Alexis, oblivious to the storm brewing behind her calm façade, took a sip of his wine. “You’re different, though,” he said, his gaze warm, approving. “You understand. You get it. That’s what I love about us, Rita. We’re on the same page. No drama.”
Later, the comforting routine of their evening felt heavy, suffocating. She watched him across the living room, absorbed in a documentary about financial markets. His profile was handsome, composed. He looked perfect. But the words, “She just couldn’t handle the pace,” echoed in her mind, a discordant note in their otherwise harmonious life.

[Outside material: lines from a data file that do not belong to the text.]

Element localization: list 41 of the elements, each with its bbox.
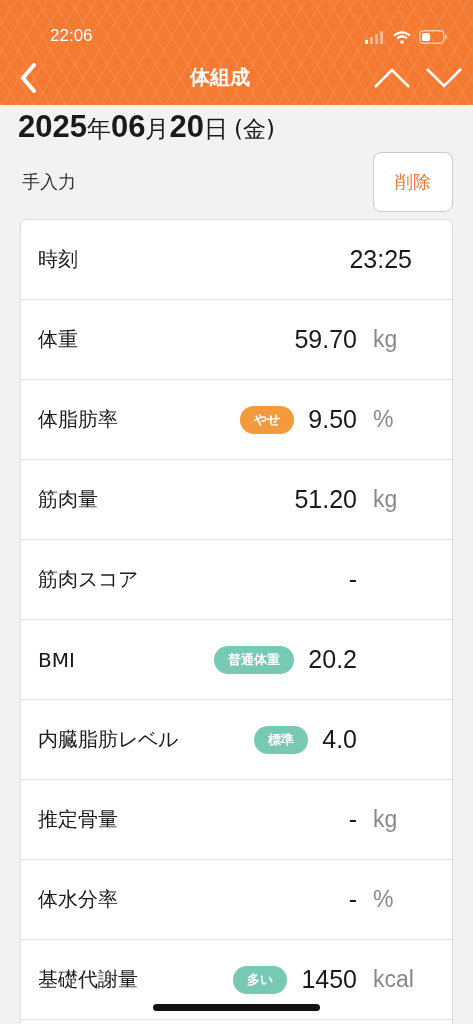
status-time: 22:06 [50,26,94,47]
signal-icon [365,30,385,44]
back-icon[interactable] [20,62,36,93]
row-label: 内臓脂肪レベル [38,726,179,753]
battery-icon [419,30,447,44]
row-label: 筋肉スコア [38,566,139,593]
row-label: BMI [38,647,76,672]
measure-value: - [348,805,357,834]
unit-label: kg [373,806,399,833]
chevron-down-icon[interactable] [425,66,463,89]
wifi-icon [393,30,411,44]
measure-value: 59.70 [294,325,357,354]
status-tag: 多い [233,965,288,994]
row-label: 体脂肪率 [38,406,119,433]
row-label: 基礎代謝量 [38,966,139,993]
unit-label: kcal [373,966,415,993]
status-tag: 標準 [254,725,309,754]
row-label: 体水分率 [38,886,119,913]
measure-value: 9.50 [308,405,357,434]
measure-value: - [348,565,357,594]
measure-value: 20.2 [308,645,357,674]
unit-label: kg [373,486,399,513]
row-label: 時刻 [38,246,79,273]
measure-value: 51.20 [294,485,357,514]
unit-label: % [373,886,395,913]
unit-label: % [373,406,395,433]
unit-label: kg [373,326,399,353]
measure-value: 4.0 [322,725,357,754]
screen-title: 体組成 [188,64,251,91]
chevron-up-icon[interactable] [373,66,411,89]
row-label: 筋肉量 [38,486,99,513]
delete-button[interactable]: 削除 [373,152,453,212]
row-label: 推定骨量 [38,806,119,833]
date-heading: 2025年06月 20日 (金) [17,108,276,146]
measure-value: - [348,885,357,914]
status-tag: やせ [240,405,295,434]
row-label: 体重 [38,326,79,353]
status-tag: 普通体重 [214,645,295,674]
measure-value: 1450 [301,965,357,994]
entry-source: 手入力 [22,170,76,194]
time-value: 23:25 [349,245,412,274]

Restlessness gnawed at her. She felt unseen, unheard. Her own unspoken desires for deeper connection, for moments of uninhibited spontaneity, felt trivialized, dismissed before they even had a chance to form. She craved something she couldn’t name, something beyond the predictable comfort of their shared existence.
She needed a distraction. Something tangible, something to organize, to control. Her gaze fell upon the rarely opened storage closet in the hallway, a repository of forgotten things. Perhaps decluttering would quiet the insistent whispers in her mind.
Dust motes danced in the sliver of light from the hallway as she wrestled open the closet door. Boxes, stacked haphazardly, loomed inside. Old textbooks, tax documents from years past, photo albums she hadn’t looked at in ages. She pulled out a few, blowing off the accumulated dust.
Boxes held memories she’d meticulously filed away, out of sight, out of mind. The process was usually cathartic, a way to reassert order. But tonight, it felt like an excavation of a self she barely recognized.
A forgotten box, tucked behind a pile of medical journals, caught her eye. It was smaller, unlabelled, taped shut with faded masking tape. She peeled it open carefully, revealing a jumble of old trinkets, concert tickets from forgotten bands, and a stack of loose photographs.
She pulled out a handful, her fingers brushing against the slick, aged paper. Snapshots of friends from college, awkward poses, silly faces. A beach trip with sun-kissed skin and careless laughter. Then, beneath them, a single photo, slightly creased at the corner, stood out.
The faded colors still vibrated with an undeniable energy. It was a picture of her younger self, perhaps nineteen or twenty. Her hair was wilder, not the sleek, controlled style she maintained now. A genuine, unrestrained smile lit her face, her eyes sparkling with an untamed joy.
Her younger self, vibrant and carefree, stood in a sun-drenched backyard. Her ripped jeans and an oversized band t-shirt were a far cry from her current sophisticated wardrobe. But it wasn't just the clothes that were different. It was the raw, uninhibited spirit radiating from the image.
This girl, full of audacious dreams, held a beat-up acoustic guitar in her arms, its fretboard worn smooth from countless hours of practice. Her fingers were positioned on the strings, poised for a chord, a melody.
The instrument, now long forgotten in a dusty attic box at her parents’ house, had been her constant companion then. Her escape, her voice, her secret language.
A sharp pang pierced her chest. The vibrant, carefree girl in the photo, strumming her guitar with such abandon, was a stark, almost painful contrast to her current, meticulously controlled image.
She remembered the feel of the wood against her chest, the gentle thrum of the strings beneath her fingertips. She remembered the songs she wrote, simple melodies and earnest lyrics pouring out of her, raw and unfiltered.
The strings, vibrating with unspoken stories. The girl, brimming with unacknowledged passions. The image stared back at her, a ghost of a life she’d deliberately buried.
A vivid, almost painful memory surfaced: Noah Sebastien, on stage, guitar slung low, his entire being a conduit for raw, untamed music. The contrast felt like a punch to the gut. The girl in the photo was a stranger, a relic from a past she’d systematically erased.
The photo shook in her hand, a powerful question hanging in the air.